OpenID Connect's registration has recently introduced the use of a different parameter, response_type, for a similar but slightly different purpose. The parameter is defined in the latest draft in source control as:

response_types

OPTIONAL. JSON array containing a list of the OAuth 2.0 response_type

values that this Client uses. If omitted, the default is that the Client

uses only the code response type.


OIDC makes use of response_types beyond just "code" and "token", defining several new ones including combinations like "code idtoken".

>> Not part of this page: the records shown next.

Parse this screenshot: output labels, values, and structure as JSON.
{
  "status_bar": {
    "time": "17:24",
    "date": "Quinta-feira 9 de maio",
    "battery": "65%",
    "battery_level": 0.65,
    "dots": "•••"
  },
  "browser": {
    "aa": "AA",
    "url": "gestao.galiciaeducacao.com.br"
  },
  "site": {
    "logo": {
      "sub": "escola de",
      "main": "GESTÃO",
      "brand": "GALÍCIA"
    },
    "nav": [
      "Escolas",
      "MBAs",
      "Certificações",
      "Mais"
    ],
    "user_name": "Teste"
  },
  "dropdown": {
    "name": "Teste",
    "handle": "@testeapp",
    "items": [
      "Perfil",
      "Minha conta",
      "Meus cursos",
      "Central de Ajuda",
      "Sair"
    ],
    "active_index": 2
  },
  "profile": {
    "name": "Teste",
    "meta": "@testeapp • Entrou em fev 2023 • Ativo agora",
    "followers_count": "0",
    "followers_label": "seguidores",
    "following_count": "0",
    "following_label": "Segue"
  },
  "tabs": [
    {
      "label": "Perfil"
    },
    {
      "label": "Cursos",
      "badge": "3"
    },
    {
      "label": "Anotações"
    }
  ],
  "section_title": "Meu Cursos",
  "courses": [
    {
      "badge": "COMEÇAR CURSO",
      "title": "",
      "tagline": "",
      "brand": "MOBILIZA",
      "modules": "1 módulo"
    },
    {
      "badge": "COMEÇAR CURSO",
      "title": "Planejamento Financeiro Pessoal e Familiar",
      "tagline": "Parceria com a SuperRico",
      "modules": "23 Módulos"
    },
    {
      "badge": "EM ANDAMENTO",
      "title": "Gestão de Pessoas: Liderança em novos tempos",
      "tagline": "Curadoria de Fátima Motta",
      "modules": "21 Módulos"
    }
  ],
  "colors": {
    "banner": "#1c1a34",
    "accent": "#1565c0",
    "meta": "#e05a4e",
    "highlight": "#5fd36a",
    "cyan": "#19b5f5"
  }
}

So my question to the group is this: Should we incorporate the OIDC response_types parameter? Do we need both parameters specified in the registration or is one sufficient? They're defined separately in the OAuth2 protocol (one is on the Auth endpoint and one is on the Token endpoint), but can only be used legally in particular combinations so there would have to be normative text around particular values.

In my opinion, I don't think we can get rid of grant_type, since that's the only way to specify things like client_credentials flows and most extensions. There might be value in also specifying response_type, but I don't want to add extra fields unless there's a clearly defined need for it.